Understanding rdataframe from TFile with many trees

rquaglia · November 11, 2024, 10:50pm

Dear Experts,

I have a question about the way RDataFrame access a tree in a list of files.

In practice i have a series of root files for a total of 120Tb. Each file contains 200 ttrees and all of them are accessed via xrootd.

I was wonderijg how is RdataFrame when asked to process just 1 Ttree from the chain is affected in performance due to the big size of the files containing it.

I.e is RDataFrame(“treename”, listoffiles) event loop performance penalised (network, overhead of opening big files even if you access effectively only 1 tree out of 200) by the fact the file sizes are big but the actual disk space of the trees in the file is not? Should one consider to have many trees in as many tfiles instead or is rdataframe smart enough to do the same under the hood?

Thanks in advance

Renato

I hope i made the question clear.

Please read tips for efficient and successful posting and posting code

Please fill also the fields below. Note that root -b -q will tell you this info, and starting from 6.28/06 upwards, you can call .forum bug from the ROOT prompt to pre-populate a topic.

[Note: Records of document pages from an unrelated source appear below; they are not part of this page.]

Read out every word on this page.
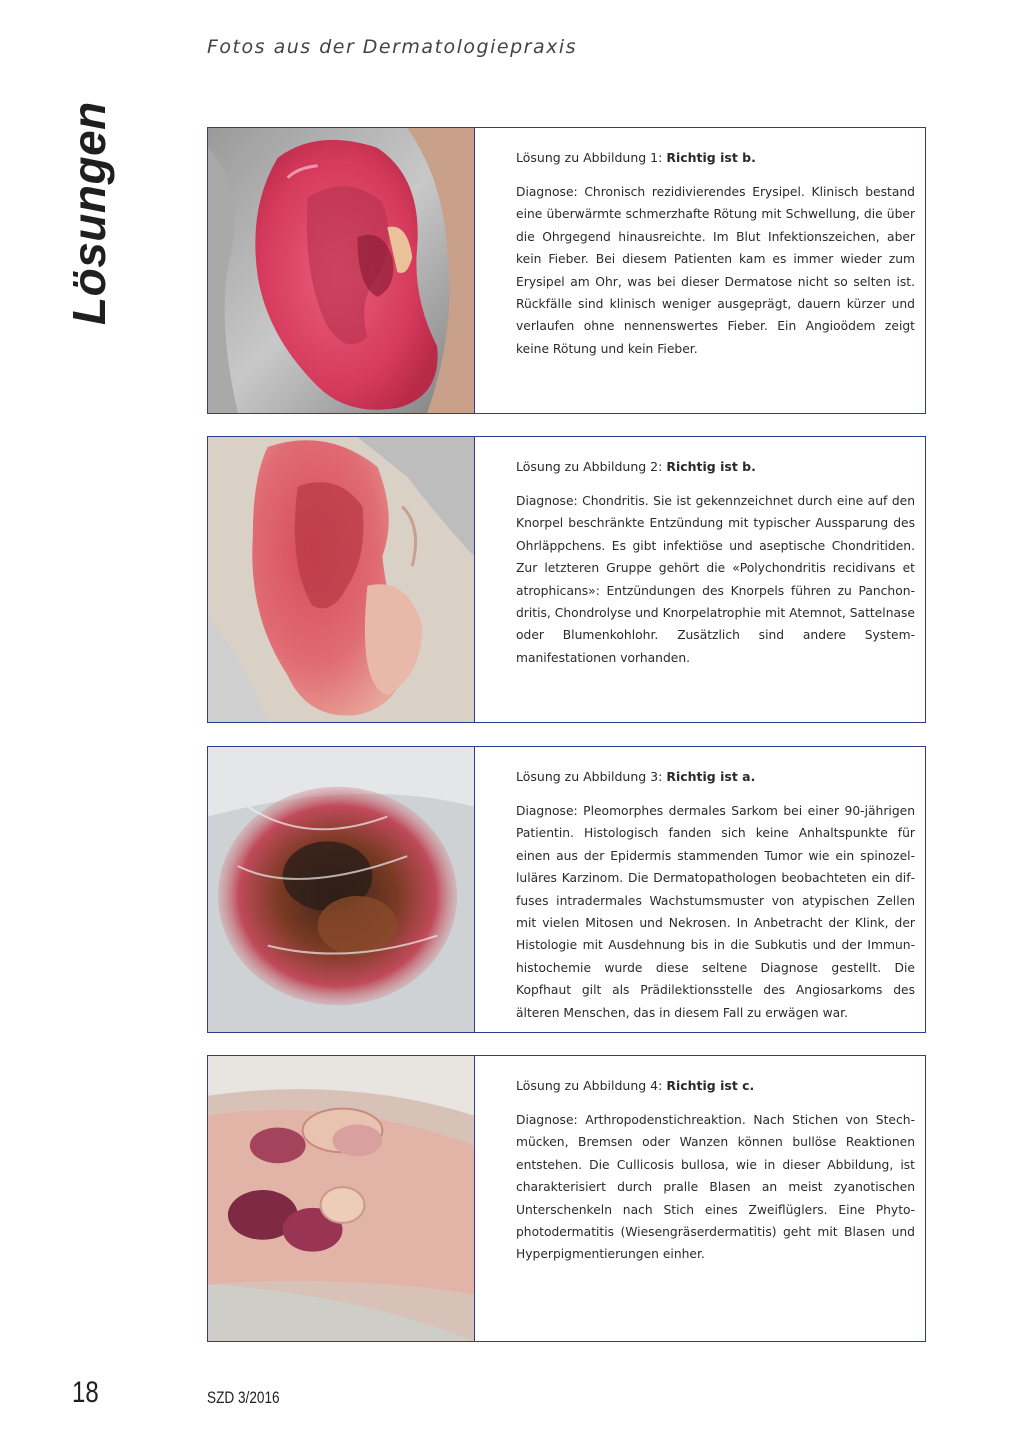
Fotos aus der Dermatologiepraxis
Lösungen	Lösung zu Abbildung 1: Richtig ist b.

Diagnose: Chronisch rezidivierendes Erysipel. Klinisch bestand eine überwärmte schmerzhafte Rötung mit Schwellung, die über die Ohrgegend hinausreichte. Im Blut Infektionszeichen, aber kein Fieber. Bei diesem Patienten kam es immer wieder zum Erysipel am Ohr, was bei dieser Dermatose nicht so selten ist. Rückfälle sind klinisch weniger ausgeprägt, dauern kürzer und verlaufen ohne nennenswertes Fieber. Ein Angioödem zeigt keine Rötung und kein Fieber.

Lösung zu Abbildung 2: Richtig ist b.

Diagnose: Chondritis. Sie ist gekennzeichnet durch eine auf den Knorpel beschränkte Entzündung mit typischer Aussparung des Ohrläppchens. Es gibt infektiöse und aseptische Chondritiden. Zur letzteren Gruppe gehört die «Polychondritis recidivans et atrophicans»: Entzündungen des Knorpels führen zu Panchondritis, Chondrolyse und Knorpelatrophie mit Atemnot, Sattelnase oder Blumenkohlohr. Zusätzlich sind andere Systemmanifestationen vorhanden.

Lösung zu Abbildung 3: Richtig ist a.

Diagnose: Pleomorphes dermales Sarkom bei einer 90-jährigen Patientin. Histologisch fanden sich keine Anhaltspunkte für einen aus der Epidermis stammenden Tumor wie ein spinozelluläres Karzinom. Die Dermatopathologen beobachteten ein diffuses intradermales Wachstumsmuster von atypischen Zellen mit vielen Mitosen und Nekrosen. In Anbetracht der Klink, der Histologie mit Ausdehnung bis in die Subkutis und der Immunhistochemie wurde diese seltene Diagnose gestellt. Die Kopfhaut gilt als Prädilektionsstelle des Angiosarkoms des älteren Menschen, das in diesem Fall zu erwägen war.

Lösung zu Abbildung 4: Richtig ist c.

Diagnose: Arthropodenstichreaktion. Nach Stichen von Stechmücken, Bremsen oder Wanzen können bullöse Reaktionen entstehen. Die Cullicosis bullosa, wie in dieser Abbildung, ist charakterisiert durch pralle Blasen an meist zyanotischen Unterschenkeln nach Stich eines Zweiflüglers. Eine Phytophotodermatitis (Wiesengräserdermatitis) geht mit Blasen und Hyperpigmentierungen einher.

18	SZD 3/2016
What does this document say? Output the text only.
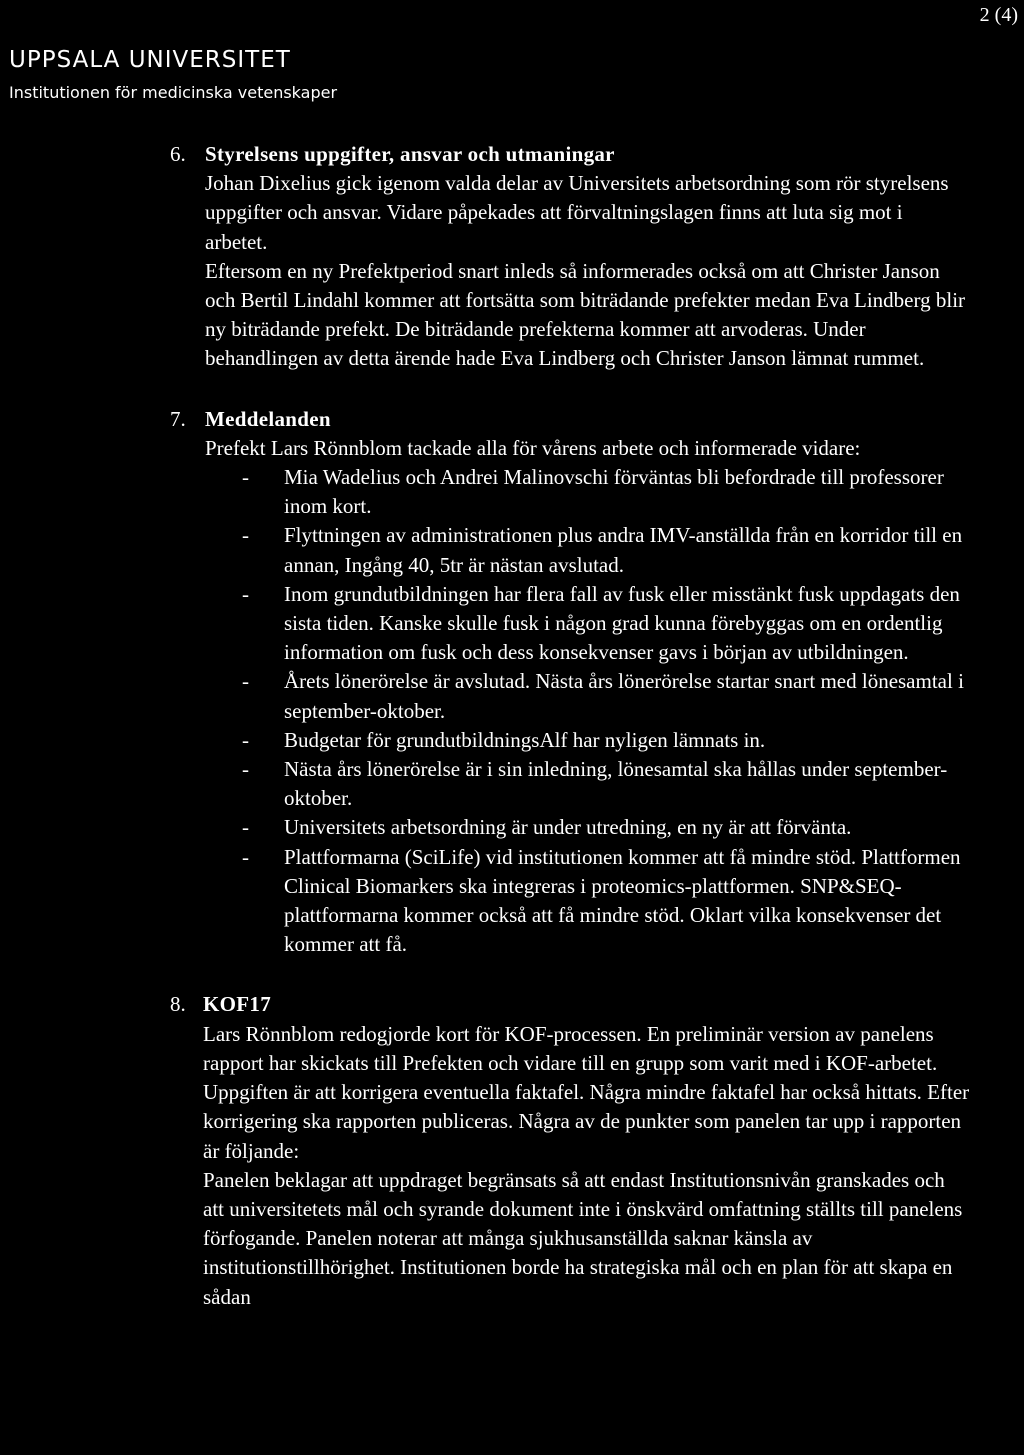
2 (4)
UPPSALA UNIVERSITET
Institutionen för medicinska vetenskaper
6. Styrelsens uppgifter, ansvar och utmaningar

Johan Dixelius gick igenom valda delar av Universitets arbetsordning som rör styrelsens uppgifter och ansvar. Vidare påpekades att förvaltningslagen finns att luta sig mot i arbetet.

Eftersom en ny Prefektperiod snart inleds så informerades också om att Christer Janson och Bertil Lindahl kommer att fortsätta som biträdande prefekter medan Eva Lindberg blir ny biträdande prefekt. De biträdande prefekterna kommer att arvoderas. Under behandlingen av detta ärende hade Eva Lindberg och Christer Janson lämnat rummet.

7. Meddelanden

Prefekt Lars Rönnblom tackade alla för vårens arbete och informerade vidare:

- Mia Wadelius och Andrei Malinovschi förväntas bli befordrade till professorer inom kort.
- Flyttningen av administrationen plus andra IMV-anställda från en korridor till en annan, Ingång 40, 5tr är nästan avslutad.
- Inom grundutbildningen har flera fall av fusk eller misstänkt fusk uppdagats den sista tiden. Kanske skulle fusk i någon grad kunna förebyggas om en ordentlig information om fusk och dess konsekvenser gavs i början av utbildningen.
- Årets lönerörelse är avslutad. Nästa års lönerörelse startar snart med lönesamtal i september-oktober.
- Budgetar för grundutbildningsAlf har nyligen lämnats in.
- Nästa års lönerörelse är i sin inledning, lönesamtal ska hållas under september-oktober.
- Universitets arbetsordning är under utredning, en ny är att förvänta.
- Plattformarna (SciLife) vid institutionen kommer att få mindre stöd. Plattformen Clinical Biomarkers ska integreras i proteomics-plattformen. SNP&SEQ-plattformarna kommer också att få mindre stöd. Oklart vilka konsekvenser det kommer att få.
8. KOF17

Lars Rönnblom redogjorde kort för KOF-processen. En preliminär version av panelens rapport har skickats till Prefekten och vidare till en grupp som varit med i KOF-arbetet. Uppgiften är att korrigera eventuella faktafel. Några mindre faktafel har också hittats. Efter korrigering ska rapporten publiceras. Några av de punkter som panelen tar upp i rapporten är följande:

Panelen beklagar att uppdraget begränsats så att endast Institutionsnivån granskades och att universitetets mål och syrande dokument inte i önskvärd omfattning ställts till panelens förfogande. Panelen noterar att många sjukhusanställda saknar känsla av institutionstillhörighet. Institutionen borde ha strategiska mål och en plan för att skapa en sådan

ROOT Version: Not Provided
Platform: Not Provided
Compiler: Not Provided

Danilo · November 12, 2024, 7:27am

Hi Renato,

Thanks for the question, which is legitimate.
The functionality involved here is not related to RDF per se, but rather the underlying IO layer, which is optimised for handling also this kind of cases. Files are read partially, i.e. you read over the network just the portion you require.

Best,
Danilo

system · November 26, 2024, 7:28am

This topic was automatically closed 14 days after the last reply. New replies are no longer allowed.